Ruth Dickey (née Dowman, 3 January 1930 – 14 September 2018) was a New Zealand long jumper and sprinter who won a bronze medal in the long jump at the 1950 British Empire Games.

==Biography==
Born on 3 January 1930 to Athol Frederick Dowman and Iris Muriel Dowman (née Kettle), Ruth Dowman showed early promise as a sprinter, beating Joan Hart in a 100 yards handicap race in December 1944. Later that season, in February 1945, Dowman won the 100 yards title at the Auckland provincial track championships, and finished third in the 75 yards. The following month, she competed at the New Zealand national athletics championships in Napier, finishing second in both the 75 yards and 100 yards sprints. Dowman went on to win five national athletics titles: the 75 yards in 1946, 1947, and 1948; and the 100 yards in 1946 and 1947.

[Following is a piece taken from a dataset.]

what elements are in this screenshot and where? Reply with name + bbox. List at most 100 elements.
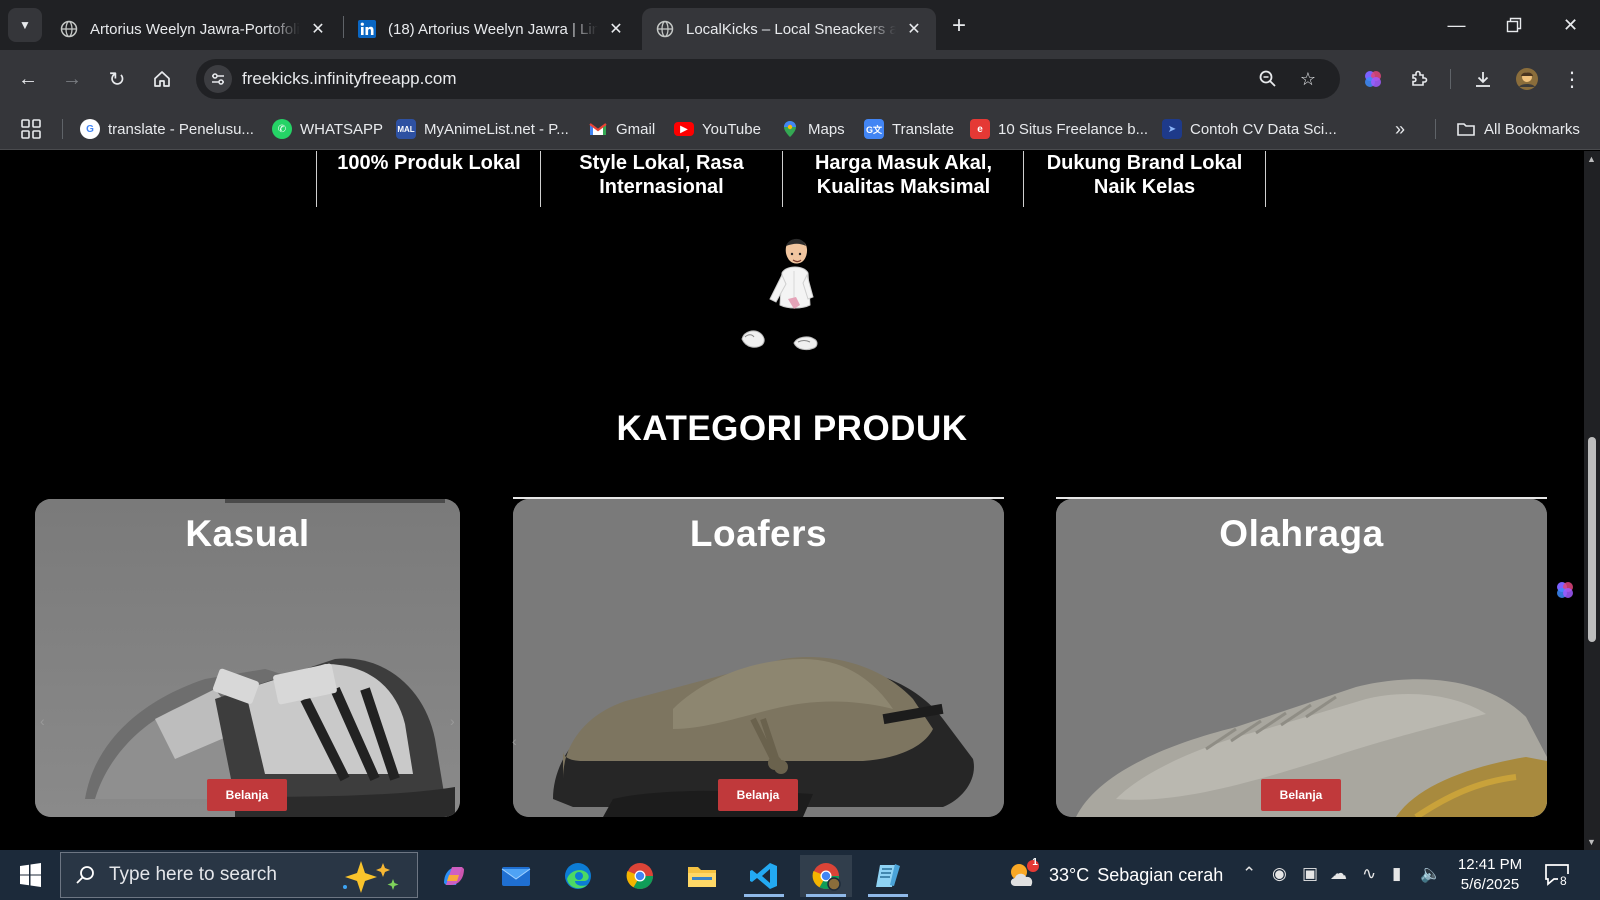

At the 1950 British Empire Games in Auckland, Dowman recorded a best distance of 18 ft 10 in, a personal best, in winning the bronze medal in the women's long jump, behind Yvette Williams and Judy Canty. She also competed in the women's 100 yards, being eliminated in the semi-finals. In the 660 yards relay, Dowman was in the New Zealand team alongside Lesley Rowe, Dorothea Parker and Shirley Hardman, but the quartet was disqualified after the baton was dropped and incorrectly retrieved at the final exchange.

In 1951, Dowman married Clifford Samuel Dickey. She died on 14 September 2018.